While MobileIron (MOBL +9.6%) officially reported only 17% Y/Y 1H14 revenue growth, adjusted revenue growth (excludes an accounting change) was 51%. Moreover, gross billings rose 52% to $65.2M (exceeds revenue of $56.7M), with recurring billings rising 53% to $34.3M.
Salazar also points out recurring billings have been steadily growing as a % of total billings (they were at 63% in Q2), and that this shift towards subscription revenue streams has led to strong deferred revenue growth.
He expects the MDM software vendor's 2H14 numbers to "reflect a much different picture" than the ones shown by recent headline numbers, and serve as a catalyst for shares.
Shares of Ford (NYSE:F) ended the day 7.5% lower on a late selling flurry after the automaker forecast a loss of $1B in South America due to currency issues and issued weak guidance for Europe as well.
Pre-tax profit for 2014 is pegged at $6B by the company.
The comments from Ford management came during an Investor Day Conference (webcast, slides).
Thinly-traded micro cap Alcobra (ADHD -18.3%) plummets on a 4x surge in volume. The drop takes out the recent up move which started on September 16. Shares peaked at $21.53 on September 23 representing 34% rise from the September 11 low of $16.06.
On September 22, the company announced that it had completed all patient follow-up visits in its Phase 3 trial of Metadoxine Extended Release. The top-line analysis is due in another week.
If the down trend continues, then it is a clear signal that somebody knows something and it ain't positive. Longs beware.
Bloomberg reports Computer Sciences (CSC +5.9%) has contacted Blackstone, Bain, and other P-E firms about an LBO. Shares have spiked higher.
Talks are said to be at an early stage, with CEO Mike Lawrie reportedly trying to convince would-be suitors CSC's turnaround is half-finished. One source says P-E firms like the IT services firm's multiples, but have concerns about its cash flow and slower-growing units.
With a current market cap of $8.7B, CSC would be a big fish to swallow.
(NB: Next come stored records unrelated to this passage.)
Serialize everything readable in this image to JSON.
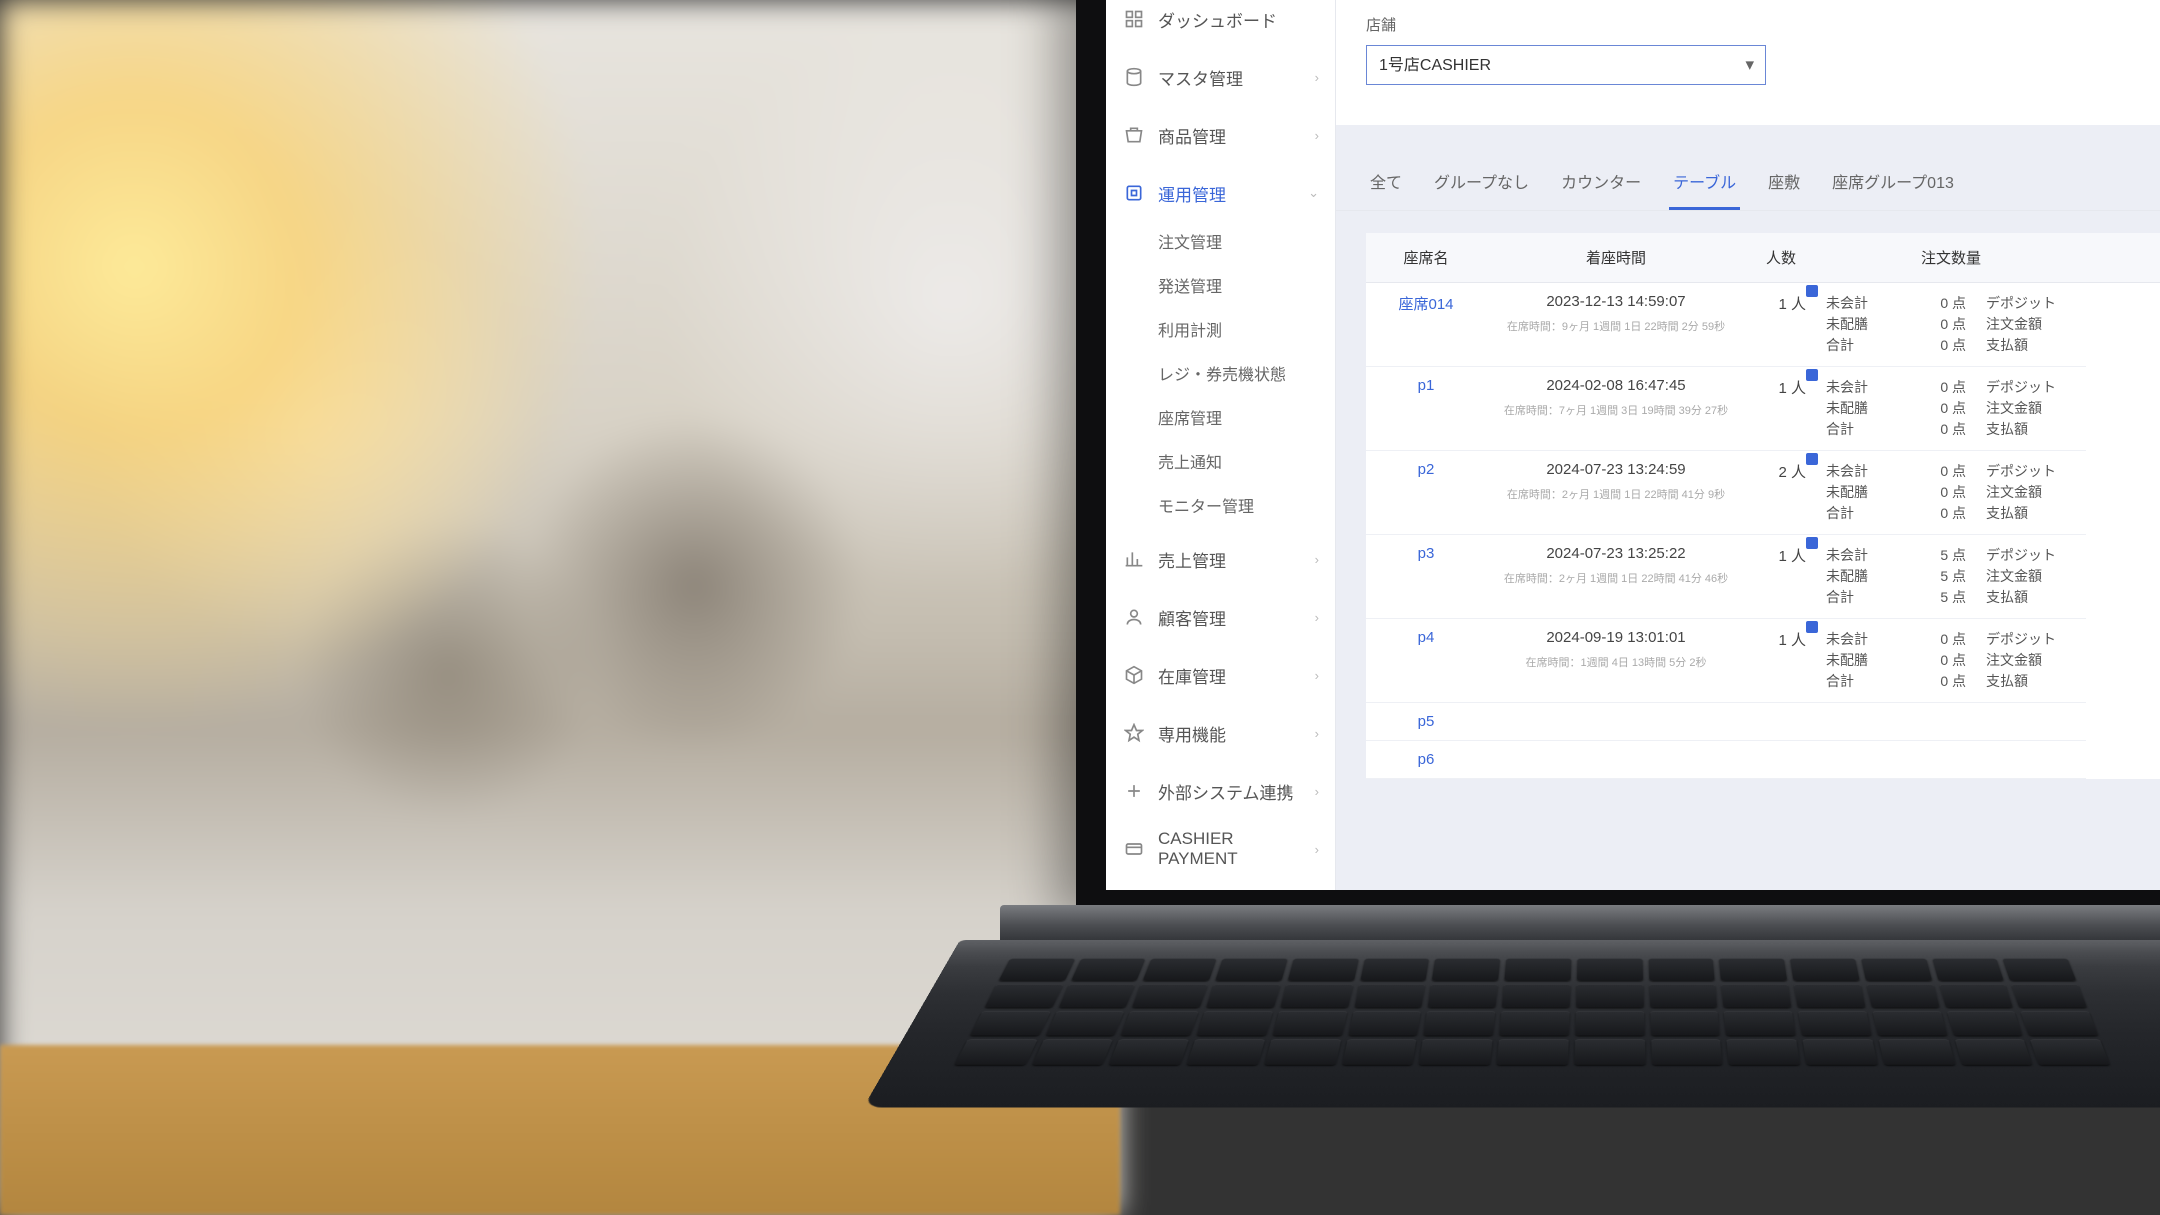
{
  "sidebar": {
    "items": [
      {
        "label": "ダッシュボード",
        "icon": "dashboard"
      },
      {
        "label": "マスタ管理",
        "icon": "master",
        "chev": true
      },
      {
        "label": "商品管理",
        "icon": "product",
        "chev": true
      },
      {
        "label": "運用管理",
        "icon": "operations",
        "chev": true,
        "active": true
      },
      {
        "label": "売上管理",
        "icon": "sales",
        "chev": true
      },
      {
        "label": "顧客管理",
        "icon": "customer",
        "chev": true
      },
      {
        "label": "在庫管理",
        "icon": "stock",
        "chev": true
      },
      {
        "label": "専用機能",
        "icon": "special",
        "chev": true
      },
      {
        "label": "外部システム連携",
        "icon": "external",
        "chev": true
      },
      {
        "label": "CASHIER PAYMENT",
        "icon": "payment",
        "chev": true
      }
    ],
    "operations_sub": [
      "注文管理",
      "発送管理",
      "利用計測",
      "レジ・券売機状態",
      "座席管理",
      "売上通知",
      "モニター管理"
    ]
  },
  "filter": {
    "label": "店舗",
    "selected": "1号店CASHIER"
  },
  "tabs": [
    "全て",
    "グループなし",
    "カウンター",
    "テーブル",
    "座敷",
    "座席グループ013"
  ],
  "active_tab": "テーブル",
  "table": {
    "headers": {
      "seat": "座席名",
      "seated_at": "着座時間",
      "people": "人数",
      "orders": "注文数量"
    },
    "order_labels": {
      "unpaid": "未会計",
      "undelivered": "未配膳",
      "total": "合計"
    },
    "unit": "点",
    "extra_labels": {
      "deposit": "デポジット",
      "order_amount": "注文金額",
      "pay_amount": "支払額"
    },
    "rows": [
      {
        "seat": "座席014",
        "time": "2023-12-13 14:59:07",
        "elapsed": "在席時間：9ヶ月 1週間 1日 22時間 2分 59秒",
        "people": "1 人",
        "unpaid": "0",
        "undelivered": "0",
        "total": "0"
      },
      {
        "seat": "p1",
        "time": "2024-02-08 16:47:45",
        "elapsed": "在席時間：7ヶ月 1週間 3日 19時間 39分 27秒",
        "people": "1 人",
        "unpaid": "0",
        "undelivered": "0",
        "total": "0"
      },
      {
        "seat": "p2",
        "time": "2024-07-23 13:24:59",
        "elapsed": "在席時間：2ヶ月 1週間 1日 22時間 41分 9秒",
        "people": "2 人",
        "unpaid": "0",
        "undelivered": "0",
        "total": "0"
      },
      {
        "seat": "p3",
        "time": "2024-07-23 13:25:22",
        "elapsed": "在席時間：2ヶ月 1週間 1日 22時間 41分 46秒",
        "people": "1 人",
        "unpaid": "5",
        "undelivered": "5",
        "total": "5"
      },
      {
        "seat": "p4",
        "time": "2024-09-19 13:01:01",
        "elapsed": "在席時間：1週間 4日 13時間 5分 2秒",
        "people": "1 人",
        "unpaid": "0",
        "undelivered": "0",
        "total": "0"
      },
      {
        "seat": "p5"
      },
      {
        "seat": "p6"
      }
    ]
  }
}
But the company's low valuation (shares go for 0.7x FY14 sales) and fairly predictable revenue streams could boost P-E interest.
Possibly threatening a settlement over a separate investigation into its doing business with sweethearts like Iran and Sudan into doubt, Commerzbank (OTCPK:CRZBY -5.5%) is facing an investigation by the Manhattan DA over violations of money-laundering laws.
At issue are the dreaded lax controls for detecting and preventing money laundering, and the new probe, say sources, is threatening the settlement of other one. U.S. officials are reportedly considering combining the two investigations into one settlement - a move which would delay resolution and potentially add hundreds of millions of dollars in fines (the previous settlement number was reported to be in the area of $600M).